Configuring Access to S3

IDBroker is a REST API built as part of Apache Knox’s authentication services. It allows an authenticated user to exchange a set of credentials or a token for cloud vendor access tokens. It manages mapping LDAP users to FreeIPA cloud identities for data access. It performs identity mapping for access to object stores.

This section provides information about the options that are enabled by default. For information on how IDBroker works in CDP, see Cloud identity federation in the Management Console documentation.

For Apache Hadoop applications to be able to interact with Amazon S3, they must know the AWS access key and the secret key. This can be achieved in multiple ways, including configuration properties, environment variables, and EC2 instance metadata. While the first two options can be used when accessing S3 from a cluster running in your own data center. IAM roles, which use instance metadata should be used to control access to AWS resources if your cluster is running on EC2.

Deployment Scenario Authentication Options
Cluster runs on EC2 Use IAM roles to bind your EC2 VMs to a specific role, and so manage its access to AWS resources. IDBroker will provide authenticated users with the AWS credentials they need to access data in S3. There is no need to manually provide any AWS login credentials directly to users
Cluster runs in your own data center Use configuration properties to authenticate. You can set the configuration properties globally or per-bucket.

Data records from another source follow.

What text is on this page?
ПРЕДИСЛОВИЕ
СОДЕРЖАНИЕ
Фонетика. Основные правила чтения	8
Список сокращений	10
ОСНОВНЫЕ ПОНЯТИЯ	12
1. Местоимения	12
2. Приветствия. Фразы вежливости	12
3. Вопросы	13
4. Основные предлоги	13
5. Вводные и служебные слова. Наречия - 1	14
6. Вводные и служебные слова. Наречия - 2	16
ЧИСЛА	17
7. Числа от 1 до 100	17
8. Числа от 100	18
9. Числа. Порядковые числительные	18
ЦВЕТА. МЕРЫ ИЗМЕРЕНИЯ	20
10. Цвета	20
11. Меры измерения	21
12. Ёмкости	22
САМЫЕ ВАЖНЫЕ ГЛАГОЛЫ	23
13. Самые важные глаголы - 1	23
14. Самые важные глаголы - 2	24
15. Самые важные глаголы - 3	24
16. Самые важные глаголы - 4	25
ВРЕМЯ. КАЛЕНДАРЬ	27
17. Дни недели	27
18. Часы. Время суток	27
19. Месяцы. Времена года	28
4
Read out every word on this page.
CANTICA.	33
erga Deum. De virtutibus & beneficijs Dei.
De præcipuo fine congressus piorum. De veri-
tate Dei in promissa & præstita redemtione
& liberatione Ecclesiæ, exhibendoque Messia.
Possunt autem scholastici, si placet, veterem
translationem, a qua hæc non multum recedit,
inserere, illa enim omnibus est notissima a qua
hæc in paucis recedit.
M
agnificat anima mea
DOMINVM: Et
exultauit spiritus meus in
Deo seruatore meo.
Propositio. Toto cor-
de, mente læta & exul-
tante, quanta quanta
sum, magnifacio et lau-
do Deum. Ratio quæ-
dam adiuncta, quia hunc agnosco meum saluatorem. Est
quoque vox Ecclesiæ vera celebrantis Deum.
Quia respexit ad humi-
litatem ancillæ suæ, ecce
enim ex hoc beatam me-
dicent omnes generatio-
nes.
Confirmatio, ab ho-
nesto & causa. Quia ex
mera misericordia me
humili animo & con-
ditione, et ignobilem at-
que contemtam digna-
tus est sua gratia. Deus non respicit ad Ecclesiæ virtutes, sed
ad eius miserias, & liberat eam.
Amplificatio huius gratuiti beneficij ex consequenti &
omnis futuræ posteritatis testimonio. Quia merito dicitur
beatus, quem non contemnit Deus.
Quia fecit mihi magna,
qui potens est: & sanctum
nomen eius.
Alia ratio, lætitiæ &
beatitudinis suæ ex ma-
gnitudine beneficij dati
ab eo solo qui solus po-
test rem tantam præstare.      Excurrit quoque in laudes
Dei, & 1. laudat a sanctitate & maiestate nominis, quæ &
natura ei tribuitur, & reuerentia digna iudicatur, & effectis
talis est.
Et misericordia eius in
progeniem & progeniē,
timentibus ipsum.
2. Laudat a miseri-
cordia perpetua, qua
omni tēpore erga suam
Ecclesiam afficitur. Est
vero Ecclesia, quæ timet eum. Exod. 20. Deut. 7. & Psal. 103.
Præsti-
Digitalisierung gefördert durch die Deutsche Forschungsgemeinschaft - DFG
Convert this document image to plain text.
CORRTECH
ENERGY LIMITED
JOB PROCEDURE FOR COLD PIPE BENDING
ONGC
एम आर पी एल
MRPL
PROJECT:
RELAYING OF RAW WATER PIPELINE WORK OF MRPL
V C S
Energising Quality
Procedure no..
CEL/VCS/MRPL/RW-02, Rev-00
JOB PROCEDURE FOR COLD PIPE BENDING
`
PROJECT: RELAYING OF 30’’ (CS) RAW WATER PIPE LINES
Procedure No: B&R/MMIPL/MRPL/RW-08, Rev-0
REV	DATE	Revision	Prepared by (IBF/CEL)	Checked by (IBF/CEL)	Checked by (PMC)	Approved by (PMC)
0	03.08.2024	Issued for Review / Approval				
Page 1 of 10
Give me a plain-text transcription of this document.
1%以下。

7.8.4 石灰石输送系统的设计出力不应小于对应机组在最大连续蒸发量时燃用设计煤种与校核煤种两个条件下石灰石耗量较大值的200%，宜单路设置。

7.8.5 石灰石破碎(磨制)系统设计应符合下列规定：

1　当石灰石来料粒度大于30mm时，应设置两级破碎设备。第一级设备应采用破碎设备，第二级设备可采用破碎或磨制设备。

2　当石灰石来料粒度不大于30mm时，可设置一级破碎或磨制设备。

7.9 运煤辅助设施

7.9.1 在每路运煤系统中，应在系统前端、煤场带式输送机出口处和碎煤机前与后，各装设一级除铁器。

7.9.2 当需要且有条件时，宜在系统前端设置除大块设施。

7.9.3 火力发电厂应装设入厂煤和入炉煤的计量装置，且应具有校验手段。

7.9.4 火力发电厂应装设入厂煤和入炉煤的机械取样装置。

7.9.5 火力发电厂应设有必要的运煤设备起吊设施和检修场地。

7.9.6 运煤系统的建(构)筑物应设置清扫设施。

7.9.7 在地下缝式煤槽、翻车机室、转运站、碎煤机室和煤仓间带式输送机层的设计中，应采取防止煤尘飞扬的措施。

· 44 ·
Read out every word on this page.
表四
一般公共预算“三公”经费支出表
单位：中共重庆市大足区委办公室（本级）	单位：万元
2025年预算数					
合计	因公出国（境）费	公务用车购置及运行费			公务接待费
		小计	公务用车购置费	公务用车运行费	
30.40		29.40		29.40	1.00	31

Temporary security credentials, also known as "session credentials", can be issued. These consist of a secret key with a limited lifespan, along with a session token, another secret which must be known and used alongside the access key. The secret key is never passed to AWS services directly. Instead it is used tosign the URL and headers of the HTTP request.

By default, the S3A filesystem client follows the following authentication chain:
  1. The AWS login details are looked for in the job configuration settings.
  2. The AWS environment variables are then looked for.
  3. An attempt is made to query the Amazon EC2 Instance Metadata Service to retrieve credentials published to EC2 VMs.